International law uses other standards, says Hilhorst. Israel, she says, has stretched the standards for proportionality far. “If we go along with that frame, we will actually discuss whether they were visible as ambulance staff, and whether a stain is not visible on a photo that can be regarded as a Hamas warrior.”

In reality, Israel should not even have been allowed to fire on the care providers if the highest Hamas boss was in their midst, says Hilhorst. “Because then they should have demonstrated why they could not arrest him instead of shooting. Because of this war it threatens to become the new normal that you put entire residential areas to kill an enemy.”

Worrying trend

The shooting of the ambulance staff is the latest example of a worrying trend that also identify other aid organizations: the coordination between the army and care providers has stopped. For the ceasefire in Gaza there was a system in which care providers informed the army where they were active, so that they could avoid Israeli attacks. Since the resumption of the war, that system is no longer in operation, say aid organizations to the Financial Times.

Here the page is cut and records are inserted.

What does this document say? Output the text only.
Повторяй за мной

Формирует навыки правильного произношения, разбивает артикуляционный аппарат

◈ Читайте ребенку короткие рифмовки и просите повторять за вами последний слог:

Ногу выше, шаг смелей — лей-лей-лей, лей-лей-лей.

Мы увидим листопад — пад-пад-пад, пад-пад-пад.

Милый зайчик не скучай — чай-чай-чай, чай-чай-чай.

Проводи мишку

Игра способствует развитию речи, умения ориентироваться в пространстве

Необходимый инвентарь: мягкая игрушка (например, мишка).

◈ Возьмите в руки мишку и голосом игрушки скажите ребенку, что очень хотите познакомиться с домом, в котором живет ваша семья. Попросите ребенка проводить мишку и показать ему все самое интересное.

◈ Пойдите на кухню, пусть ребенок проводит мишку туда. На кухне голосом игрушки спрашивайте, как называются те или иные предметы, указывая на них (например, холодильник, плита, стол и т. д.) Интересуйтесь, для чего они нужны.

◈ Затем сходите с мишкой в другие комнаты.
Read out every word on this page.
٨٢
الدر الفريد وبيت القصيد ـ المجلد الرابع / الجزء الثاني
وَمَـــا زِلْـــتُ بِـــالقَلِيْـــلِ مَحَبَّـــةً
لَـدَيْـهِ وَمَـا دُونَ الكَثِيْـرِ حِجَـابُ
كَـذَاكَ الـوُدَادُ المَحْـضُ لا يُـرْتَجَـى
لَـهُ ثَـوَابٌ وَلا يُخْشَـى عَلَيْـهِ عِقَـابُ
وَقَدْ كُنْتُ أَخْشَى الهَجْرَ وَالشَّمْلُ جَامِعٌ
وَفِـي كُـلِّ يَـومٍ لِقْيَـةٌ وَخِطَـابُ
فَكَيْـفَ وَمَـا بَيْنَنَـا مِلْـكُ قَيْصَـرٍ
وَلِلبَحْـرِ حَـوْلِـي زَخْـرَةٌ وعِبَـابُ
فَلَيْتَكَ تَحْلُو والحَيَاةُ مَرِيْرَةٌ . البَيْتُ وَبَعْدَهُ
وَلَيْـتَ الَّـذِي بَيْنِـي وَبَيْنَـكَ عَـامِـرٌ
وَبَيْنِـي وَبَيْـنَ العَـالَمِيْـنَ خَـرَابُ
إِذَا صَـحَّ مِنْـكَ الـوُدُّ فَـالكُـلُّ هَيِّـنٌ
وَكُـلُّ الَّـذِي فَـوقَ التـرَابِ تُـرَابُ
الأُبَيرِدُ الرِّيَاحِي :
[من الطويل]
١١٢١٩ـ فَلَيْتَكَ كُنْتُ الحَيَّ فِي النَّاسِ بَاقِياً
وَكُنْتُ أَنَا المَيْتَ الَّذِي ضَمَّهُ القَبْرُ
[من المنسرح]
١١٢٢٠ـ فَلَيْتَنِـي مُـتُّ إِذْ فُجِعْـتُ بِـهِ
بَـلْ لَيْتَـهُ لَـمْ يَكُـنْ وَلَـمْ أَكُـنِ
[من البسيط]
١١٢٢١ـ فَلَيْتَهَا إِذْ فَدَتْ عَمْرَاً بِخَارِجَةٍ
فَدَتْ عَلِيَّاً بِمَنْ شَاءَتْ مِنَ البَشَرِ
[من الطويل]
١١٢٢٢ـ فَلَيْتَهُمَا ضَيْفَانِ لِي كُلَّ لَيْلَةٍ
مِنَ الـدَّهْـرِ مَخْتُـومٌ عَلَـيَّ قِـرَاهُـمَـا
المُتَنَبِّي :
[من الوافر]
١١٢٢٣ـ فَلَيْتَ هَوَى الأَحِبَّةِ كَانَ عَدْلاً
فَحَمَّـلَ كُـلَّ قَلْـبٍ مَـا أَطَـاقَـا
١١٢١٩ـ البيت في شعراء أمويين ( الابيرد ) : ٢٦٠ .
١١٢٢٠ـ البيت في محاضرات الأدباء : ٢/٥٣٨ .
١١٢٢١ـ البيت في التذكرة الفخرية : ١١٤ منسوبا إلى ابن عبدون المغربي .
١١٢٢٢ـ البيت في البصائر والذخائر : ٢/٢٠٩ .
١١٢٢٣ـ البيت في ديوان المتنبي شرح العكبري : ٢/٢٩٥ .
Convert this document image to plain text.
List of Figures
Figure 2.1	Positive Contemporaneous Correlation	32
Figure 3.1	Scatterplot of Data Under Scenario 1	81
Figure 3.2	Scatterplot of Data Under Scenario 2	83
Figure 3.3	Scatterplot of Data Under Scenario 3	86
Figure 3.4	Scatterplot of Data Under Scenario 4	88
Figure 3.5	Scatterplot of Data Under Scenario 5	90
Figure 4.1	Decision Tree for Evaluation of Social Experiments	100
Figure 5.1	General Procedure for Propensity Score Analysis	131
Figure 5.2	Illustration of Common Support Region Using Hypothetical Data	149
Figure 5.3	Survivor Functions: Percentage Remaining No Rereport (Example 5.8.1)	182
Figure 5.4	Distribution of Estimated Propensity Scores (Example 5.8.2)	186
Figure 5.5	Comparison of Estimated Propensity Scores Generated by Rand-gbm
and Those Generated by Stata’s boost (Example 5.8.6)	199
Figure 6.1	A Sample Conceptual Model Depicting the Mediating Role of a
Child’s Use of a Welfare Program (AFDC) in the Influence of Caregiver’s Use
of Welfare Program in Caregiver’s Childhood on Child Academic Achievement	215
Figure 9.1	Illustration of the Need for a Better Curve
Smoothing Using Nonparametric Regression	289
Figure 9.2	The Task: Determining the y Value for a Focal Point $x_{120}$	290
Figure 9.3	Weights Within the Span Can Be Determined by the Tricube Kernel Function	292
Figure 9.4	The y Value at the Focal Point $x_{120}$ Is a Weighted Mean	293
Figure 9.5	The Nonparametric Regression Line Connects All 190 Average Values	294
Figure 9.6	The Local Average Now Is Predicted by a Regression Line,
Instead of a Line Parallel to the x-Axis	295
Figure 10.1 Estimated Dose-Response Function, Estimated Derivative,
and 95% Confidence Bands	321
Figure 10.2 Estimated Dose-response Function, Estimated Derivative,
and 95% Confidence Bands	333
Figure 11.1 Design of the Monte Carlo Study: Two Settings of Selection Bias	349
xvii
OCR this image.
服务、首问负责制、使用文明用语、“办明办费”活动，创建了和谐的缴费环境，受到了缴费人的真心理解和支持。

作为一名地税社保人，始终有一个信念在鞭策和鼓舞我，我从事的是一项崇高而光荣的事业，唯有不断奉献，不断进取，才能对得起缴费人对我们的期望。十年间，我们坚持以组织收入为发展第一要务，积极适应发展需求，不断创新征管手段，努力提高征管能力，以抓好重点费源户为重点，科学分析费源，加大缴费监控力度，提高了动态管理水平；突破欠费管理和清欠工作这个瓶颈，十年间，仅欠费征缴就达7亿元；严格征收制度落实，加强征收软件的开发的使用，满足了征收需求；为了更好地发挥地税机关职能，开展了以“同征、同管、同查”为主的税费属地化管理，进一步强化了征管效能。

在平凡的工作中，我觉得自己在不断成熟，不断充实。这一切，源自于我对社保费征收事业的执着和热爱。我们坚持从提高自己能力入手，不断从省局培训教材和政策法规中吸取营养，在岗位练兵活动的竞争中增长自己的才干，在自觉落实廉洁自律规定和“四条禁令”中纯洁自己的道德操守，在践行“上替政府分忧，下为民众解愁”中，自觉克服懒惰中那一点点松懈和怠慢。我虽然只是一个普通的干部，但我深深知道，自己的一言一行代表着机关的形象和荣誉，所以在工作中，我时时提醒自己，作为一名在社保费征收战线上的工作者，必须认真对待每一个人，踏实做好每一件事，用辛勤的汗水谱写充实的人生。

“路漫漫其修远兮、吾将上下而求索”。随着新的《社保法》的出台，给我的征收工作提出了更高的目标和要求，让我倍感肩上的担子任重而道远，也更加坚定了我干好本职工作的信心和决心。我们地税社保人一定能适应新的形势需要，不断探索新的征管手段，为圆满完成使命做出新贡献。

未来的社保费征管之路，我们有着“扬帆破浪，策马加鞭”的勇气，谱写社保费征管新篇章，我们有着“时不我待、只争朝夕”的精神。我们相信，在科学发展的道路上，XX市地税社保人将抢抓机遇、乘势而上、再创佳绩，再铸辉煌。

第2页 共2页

For example, Save the Children has stopped 80 percent of his activities in Gaza because Israel no longer recognizes the notifications that the organization provides through the ‘Humanitarian Notification Service Platform’, which is managed by the UN. That platform, says humanitarian director Rachael Cummings of Save the Children to the British newspaper, “was meant to help Israel in fact not to attack us.” Without that system, she says, her organization can no longer guarantee the safety of her teams.

Israel acknowledges that it no longer uses the coordination system; The situation would be viewed at a time. UN and other aid organizations say that the Israelis reject most of the requests for help.